Data analysis and Benchmarking

Benchmarking atlas-level data integration in single-cell

Cell atlases often include samples that span locations, labs, and conditions, leading to complex, nested batch effects in data. Thus, joint analysis of atlas datasets requires reliable data integration. Choosing a data integration method is a challenge due to the difficulty of defining integration success. Therefore, we have developed kBET (k-nearest neighbour batch effect test) to quantify any type of batch effect present in single-cell RNAseq data. Using this tool, we have studied common normalisation and batch-correction approaches for their ability to remove batch effects and to preserve biological signals.

Building upon the batch effect correction results in low-to-medium complexity tasks, we benchmark 695 method and preprocessing combinations on 77 batches of gene expression, chromatin accessibility, and simulation data from 23 publications, altogether representing >1.2 million cells distributed in nine atlas-level integration tasks. Our integration tasks span several common sources of variation such as individuals, species, and experimental labs. We evaluate methods using 14 metrics according to scalability, usability, and their ability to remove batch effects while retaining biological variation.

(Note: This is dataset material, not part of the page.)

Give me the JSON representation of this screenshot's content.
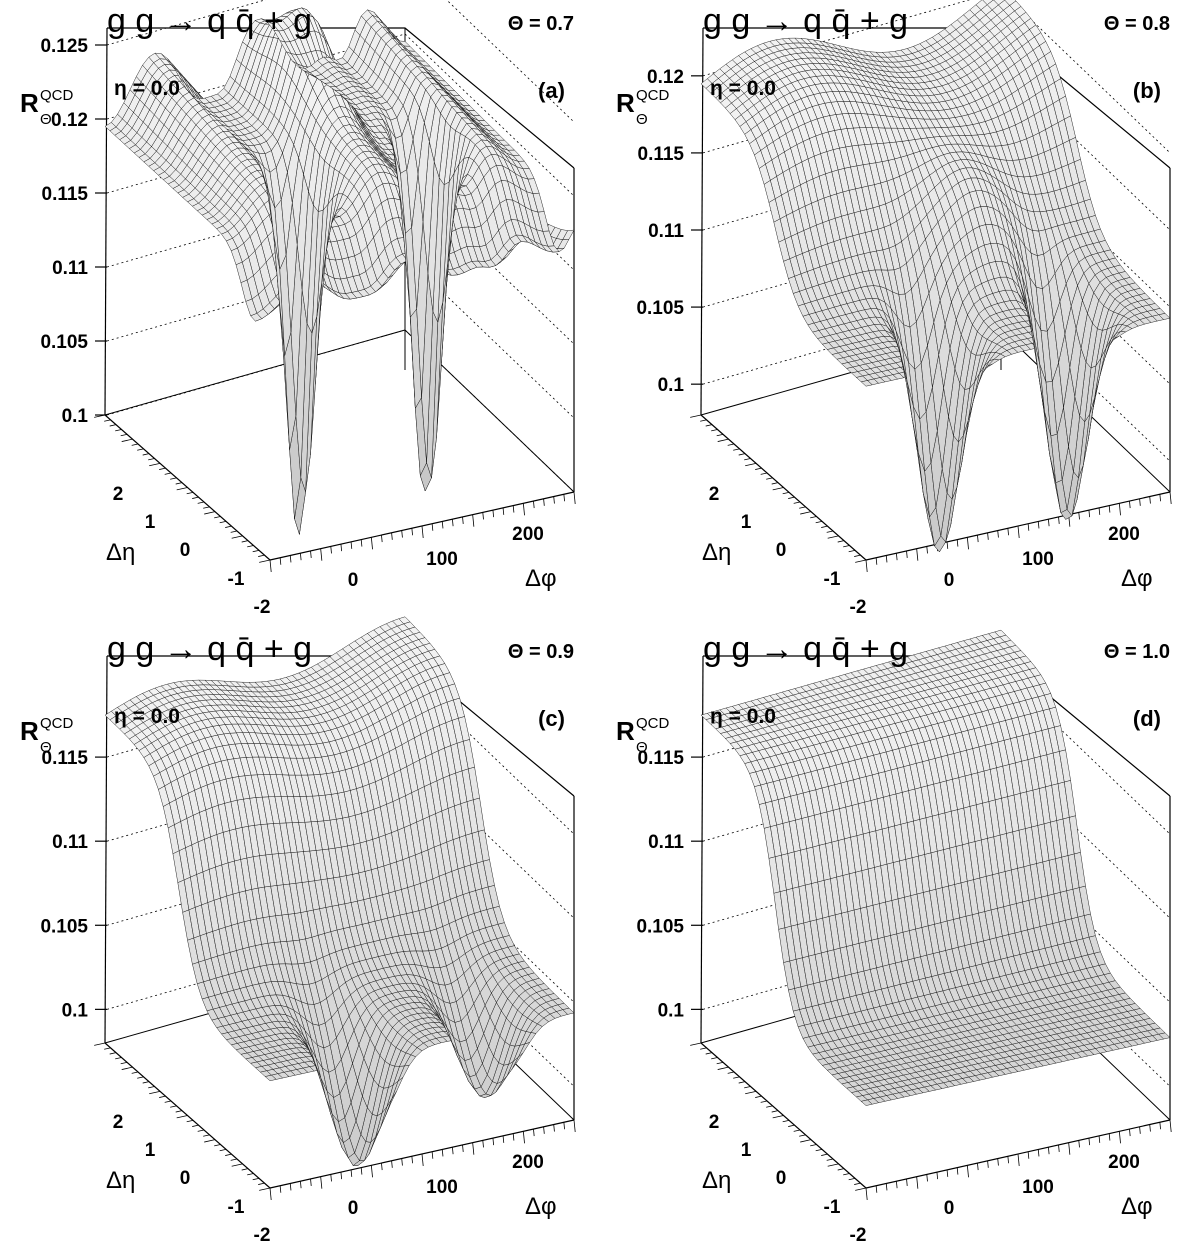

Not all of the tested methods were applicable to the largest scenario with almost 1 million cells. With the huge collaborative effort on building atlases, iterative integration into a reference atlas becomes an interesting alternative to integrating all datasets at once. We developed a transfer learning approach called scArches that allows reference building, updating and model sharing without the need to share all datasets.

Related Publications:


 Generating and utilizing single-cell atlases

We regularly contribute to the generation and interpretation of several tissue atlases using machine learning based data analysis. The Human Cell Atlas consortium aims to characterize every cell within the healthy human body and includes lung tissue as one of the flagship projects. To this end we have combined single-cell multi-omics and artificial intelligence with algorithms developed in the lab to better understand the heterogeneity and function of healthy lungs as well as cellular remodeling in aged lung cells. Specifically, driven by the recent global SARS-CoV-2 pandemic, we performed single-cell meta-analysis of SARS-CoV-2 entry genes across tissues and demographics. ACE2 and accessory proteases (TMPRSS2, CTSL) are needed for SARS-CoV-2 cellular entry, and their expression may shed light on viral tropism and impact across the body. We assess the cell type-specific expression of ACE2, TMPRSS2, and CTSL across 107 single-cell RNA-Seq studies from  different tissues. We performed a meta-analysis of 31 lung scRNA-seq studies with 1,320,896 cells from 377 nasal, airway, and lung parenchyma samples from 228 individuals. This revealed cell type specific associations of age, sex, and smoking with expression levels of ACE2, TMPRSS2, and CTSL. Cell type-specific expression patterns may contribute to COVID-19 pathogenesis, and our work highlights putative molecular pathways for therapeutic intervention.